谢无忧捂着脑袋一脸委屈,他叹息一声,“但你看见过我护着他们了吗?”
余湘云撇撇嘴,“他们最后一场考试,别以为我不知道,你都在场。”
这刻,谢无忧这时才露出一抹真挚的笑意,“我准备给他们弄点勋章和奖状。虽然这些东西是军人才有的。但或许,于他们而言,也再合适不过了。”
“或许,等奖状褪了颜色,勋章生了铜锈。最后的荣耀将不再是铺陈的实物,而是努力过后的自己。”
余湘云努了努嘴,“伯安叔那边安排好了吗?”
谢无忧长叹一口气,“你们一个个的,每次来我这里都不是真心来看望我的。真是醉翁之意不在酒啊~”

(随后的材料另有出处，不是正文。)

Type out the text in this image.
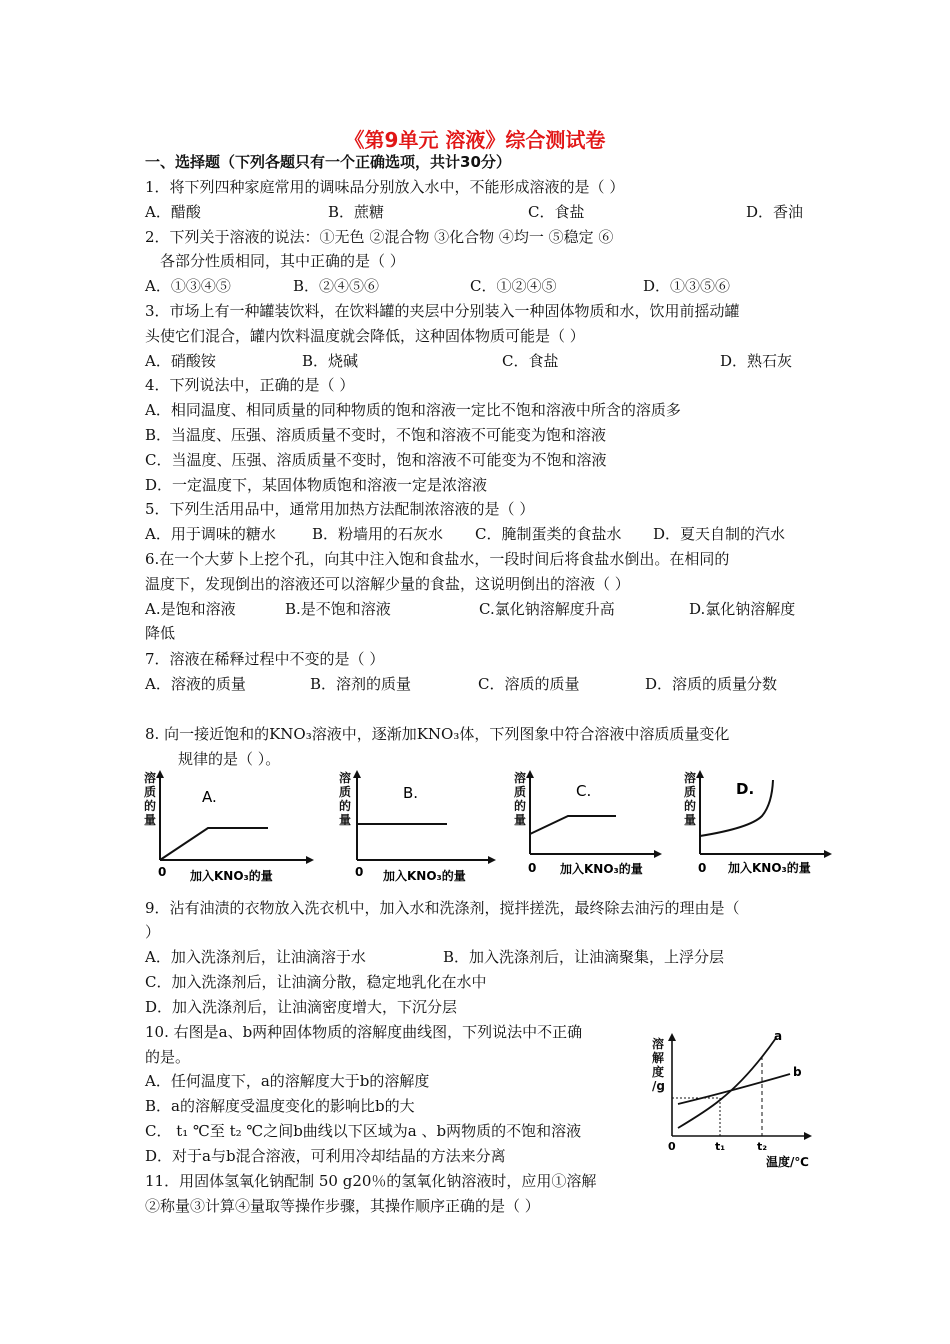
《第9单元 溶液》综合测试卷
一、选择题（下列各题只有一个正确选项，共计30分）
1．将下列四种家庭常用的调味品分别放入水中，不能形成溶液的是（ ）
A．醋酸	B．蔗糖	C．食盐	D．香油
2．下列关于溶液的说法：①无色 ②混合物 ③化合物 ④均一 ⑤稳定 ⑥
各部分性质相同，其中正确的是（ ）
A．①③④⑤	B．②④⑤⑥	C．①②④⑤	D．①③⑤⑥
3．市场上有一种罐装饮料，在饮料罐的夹层中分别装入一种固体物质和水，饮用前摇动罐
头使它们混合，罐内饮料温度就会降低，这种固体物质可能是（ ）
A．硝酸铵	B．烧碱	C．食盐	D．熟石灰
4．下列说法中，正确的是（ ）
A．相同温度、相同质量的同种物质的饱和溶液一定比不饱和溶液中所含的溶质多
B．当温度、压强、溶质质量不变时，不饱和溶液不可能变为饱和溶液
C．当温度、压强、溶质质量不变时，饱和溶液不可能变为不饱和溶液
D．一定温度下，某固体物质饱和溶液一定是浓溶液
5．下列生活用品中，通常用加热方法配制浓溶液的是（ ）
A．用于调味的糖水 B．粉墙用的石灰水 C．腌制蛋类的食盐水 D．夏天自制的汽水
6.在一个大萝卜上挖个孔，向其中注入饱和食盐水，一段时间后将食盐水倒出。在相同的
温度下，发现倒出的溶液还可以溶解少量的食盐，这说明倒出的溶液（ ）
A.是饱和溶液	B.是不饱和溶液	C.氯化钠溶解度升高	D.氯化钠溶解度
降低
7．溶液在稀释过程中不变的是（ ）
A．溶液的质量	B．溶剂的质量	C．溶质的质量	D．溶质的质量分数
8. 向一接近饱和的KNO₃溶液中，逐渐加KNO₃体，下列图象中符合溶液中溶质质量变化
规律的是（ ）。
溶
质
的
量
A.
0 加入KNO₃的量
溶
质
的
量
B.
0 加入KNO₃的量
溶
质
的
量
C.
0 加入KNO₃的量
溶
质
的
量
D.
0 加入KNO₃的量
9．沾有油渍的衣物放入洗衣机中，加入水和洗涤剂，搅拌搓洗，最终除去油污的理由是（
）
A．加入洗涤剂后，让油滴溶于水	B．加入洗涤剂后，让油滴聚集，上浮分层
C．加入洗涤剂后，让油滴分散，稳定地乳化在水中
D．加入洗涤剂后，让油滴密度增大，下沉分层
10. 右图是a、b两种固体物质的溶解度曲线图，下列说法中不正确
的是。
A．任何温度下，a的溶解度大于b的溶解度
B．a的溶解度受温度变化的影响比b的大
C． t₁ ℃至 t₂ ℃之间b曲线以下区域为a 、b两物质的不饱和溶液
D．对于a与b混合溶液，可利用冷却结晶的方法来分离
溶
解
度
/g
a
b
0	t₁	t₂
温度/℃
11．用固体氢氧化钠配制 50 g20％的氢氧化钠溶液时，应用①溶解
②称量③计算④量取等操作步骤，其操作顺序正确的是（ ）
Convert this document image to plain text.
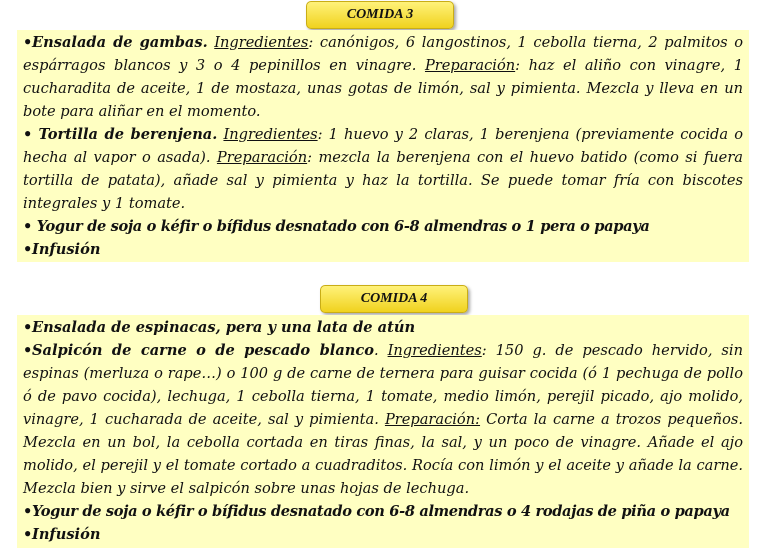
COMIDA 3

•Ensalada de gambas. Ingredientes: canónigos, 6 langostinos, 1 cebolla tierna, 2 palmitos o espárragos blancos y 3 o 4 pepinillos en vinagre. Preparación: haz el aliño con vinagre, 1 cucharadita de aceite, 1 de mostaza, unas gotas de limón, sal y pimienta. Mezcla y lleva en un bote para aliñar en el momento.

• Tortilla de berenjena. Ingredientes: 1 huevo y 2 claras, 1 berenjena (previamente cocida o hecha al vapor o asada). Preparación: mezcla la berenjena con el huevo batido (como si fuera tortilla de patata), añade sal y pimienta y haz la tortilla. Se puede tomar fría con biscotes integrales y 1 tomate.

• Yogur de soja o kéfir o bífidus desnatado con 6-8 almendras o 1 pera o papaya

•Infusión

COMIDA 4

•Ensalada de espinacas, pera y una lata de atún

•Salpicón de carne o de pescado blanco. Ingredientes: 150 g. de pescado hervido, sin espinas (merluza o rape…) o 100 g de carne de ternera para guisar cocida (ó 1 pechuga de pollo ó de pavo cocida), lechuga, 1 cebolla tierna, 1 tomate, medio limón, perejil picado, ajo molido, vinagre, 1 cucharada de aceite, sal y pimienta. Preparación: Corta la carne a trozos pequeños. Mezcla en un bol, la cebolla cortada en tiras finas, la sal, y un poco de vinagre. Añade el ajo molido, el perejil y el tomate cortado a cuadraditos. Rocía con limón y el aceite y añade la carne. Mezcla bien y sirve el salpicón sobre unas hojas de lechuga.

•Yogur de soja o kéfir o bífidus desnatado con 6-8 almendras o 4 rodajas de piña o papaya

•Infusión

余湘云眼皮一跳,她有点想抽这个老不死的了,“我们每次过来难道不是直接开口问的吗?还有,大家天天在这里工作,正常人谁他喵来看望你?”
谢无忧讪讪一笑,“咳咳咳,凡事都已安排妥当,静待其变即可”
月出惊山鸟,时鸣春涧中。
归思城的春涧楼内,
钟伯安手中握着一面色泽鲜明的铜镜,镜面之上,波纹繁琐,若是有人望上一眼,或许可知前尘旧梦。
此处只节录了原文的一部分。